Agora pense: se Dahmer fosse negro, certamente a abordagem policial seria outra. Como homem negro, ele saberia como agir diante de uma abordagem policial e que movimentos deve fazer ou evitar[7]. Há inúmeros relatos de violência policial contra pessoas negras, como George Floyd e Clifford Owens e, mesmo que haja no local inúmeras testemunhas e registros em vídeo, o abuso de autoridade e o racismo institucional estão presentes.

De acordo com Silvio Almeida[8],

O racismo não se resume a comportamentos individuais, mas é tratado como o resultado do funcionamento das instituições, que passam a atuar em uma dinâmica que confere, ainda que indiretamente, desvantagens e privilégios com base na raça”.

Como Dahmer era um homem branco, naquela abordagem policial ele tranquilamente seguiu o seu caminho. É o privilégio branco: quando uma pessoa branca nasce, ela já nasce com privilégios em razão da sua cor da pele. Oportunidades lhes são dadas em razão disso e são blindadas de situações vivenciadas rotineiramente por pessoas negras, como violência policial.

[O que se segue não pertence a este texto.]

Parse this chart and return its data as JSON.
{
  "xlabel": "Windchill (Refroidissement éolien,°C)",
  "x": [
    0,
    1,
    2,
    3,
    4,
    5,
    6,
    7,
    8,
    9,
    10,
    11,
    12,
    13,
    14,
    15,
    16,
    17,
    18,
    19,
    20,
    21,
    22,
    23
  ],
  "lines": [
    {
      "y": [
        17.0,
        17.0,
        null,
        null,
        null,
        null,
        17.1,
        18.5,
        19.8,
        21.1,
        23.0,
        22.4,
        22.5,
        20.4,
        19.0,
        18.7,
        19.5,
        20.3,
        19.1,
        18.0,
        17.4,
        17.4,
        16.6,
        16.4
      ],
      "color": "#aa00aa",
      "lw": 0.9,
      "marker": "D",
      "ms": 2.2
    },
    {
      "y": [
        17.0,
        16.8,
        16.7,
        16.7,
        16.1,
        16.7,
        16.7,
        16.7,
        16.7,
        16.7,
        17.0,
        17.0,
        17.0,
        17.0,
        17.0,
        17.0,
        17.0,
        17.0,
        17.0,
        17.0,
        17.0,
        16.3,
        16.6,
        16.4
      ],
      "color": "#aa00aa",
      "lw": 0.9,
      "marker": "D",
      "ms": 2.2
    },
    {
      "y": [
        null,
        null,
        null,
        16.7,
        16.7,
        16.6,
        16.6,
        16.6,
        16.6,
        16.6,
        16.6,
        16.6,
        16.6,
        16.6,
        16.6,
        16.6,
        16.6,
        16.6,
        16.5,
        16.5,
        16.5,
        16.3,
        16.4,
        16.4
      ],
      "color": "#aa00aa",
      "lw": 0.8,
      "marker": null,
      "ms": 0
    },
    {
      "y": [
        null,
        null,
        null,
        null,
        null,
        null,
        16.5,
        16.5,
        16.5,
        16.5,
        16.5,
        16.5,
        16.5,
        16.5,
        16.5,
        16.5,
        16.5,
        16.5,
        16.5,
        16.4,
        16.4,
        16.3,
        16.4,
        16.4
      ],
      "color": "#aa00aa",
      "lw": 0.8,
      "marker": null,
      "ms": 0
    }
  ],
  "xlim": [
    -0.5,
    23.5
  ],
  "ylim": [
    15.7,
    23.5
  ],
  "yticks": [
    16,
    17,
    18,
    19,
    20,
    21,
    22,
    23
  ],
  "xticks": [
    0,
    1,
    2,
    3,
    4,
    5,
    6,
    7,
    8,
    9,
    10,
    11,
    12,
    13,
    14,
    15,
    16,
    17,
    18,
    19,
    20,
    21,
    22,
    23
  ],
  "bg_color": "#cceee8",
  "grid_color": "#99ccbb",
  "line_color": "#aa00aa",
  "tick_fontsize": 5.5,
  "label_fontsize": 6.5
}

Palavra de homem branco: quase inquestionável

Dahmer só parou anos depois, em 1991, quando a vítima Tracy Edwards conseguiu escapar de seu apartamento e – finalmente – policiais lá encontraram diversas provas dos crimes praticados por ele praticados. Em nenhum momento estava sendo procurado, apesar de diversos desaparecimentos de pessoas negras em semelhantes circunstâncias. Em nenhum momento demonstrou tensão, preocupação em ser descoberto. Em nenhum momento pensou em não mais praticar crimes com o mesmo modus operandi. Em uma sociedade racista, pessoas negras precisam a todo momento provar sua inocência, ao passo de que é preciso muito para se duvidar e questionar a palavra de uma pessoa branca.

Notas de rodapé

[1] Os dois primeiros foram Ted Bundy (cujo caso também tem filme na plataforma, estrelado por Zac Efron) e John Wayne Gacy, conhecido como Killer Clown (que aparece na série de Dahmer).

[2] Alguns familiares de vítimas de Dahmer questionaram o fato de ser produzido mais material às custas da exploração do sofrimento de quem realmente vivenciou o fato e, até hoje, tem traumas por conta disso. Saiba mais em https://olhardigital.com.br/2022/09/27/cinema-e-streaming/dahmer-familia-de-vitima-do-serial-killer-reclama-da-serie/

[3] Segundo o neurocientista Carl Hart, o medo do crack provocou uma histeria em massa, o que fez com que a Lei do Crack estabelecesse penalidades cem vezes mais severas para o crack do que para a cocaína. HART, Carl. Drogas para adultos. Rio de Janeiro: Zahar, 2021. p. 40.

[4] HART, Carl. Drogas para adultos. Rio de Janeiro: Zahar, 2021. pp. 39 e 41.

[5] Apesar de não mostrar na série, em 1991 os dois policiais são considerados culpados de negligência grave e, ainda assim, Balcernak sustenta que “fizeram o melhor”. Em razão de corporativismo, em 1994 os dois policiais foram reintegrados.

[6] Na série, a personagem é Glenda Cleveland que, na vida real, não morava no mesmo prédio.

[7] Isso é muito bem ilustrado no livro “O ódio que você semeia”, de Angie Thomas, que ganhou adaptação homônima para a telona.

[8] ALMEIDA, Silvio. Racismo estrutural. São Paulo: Sueli Carneiro; Polen, 2019. pp. 37/38.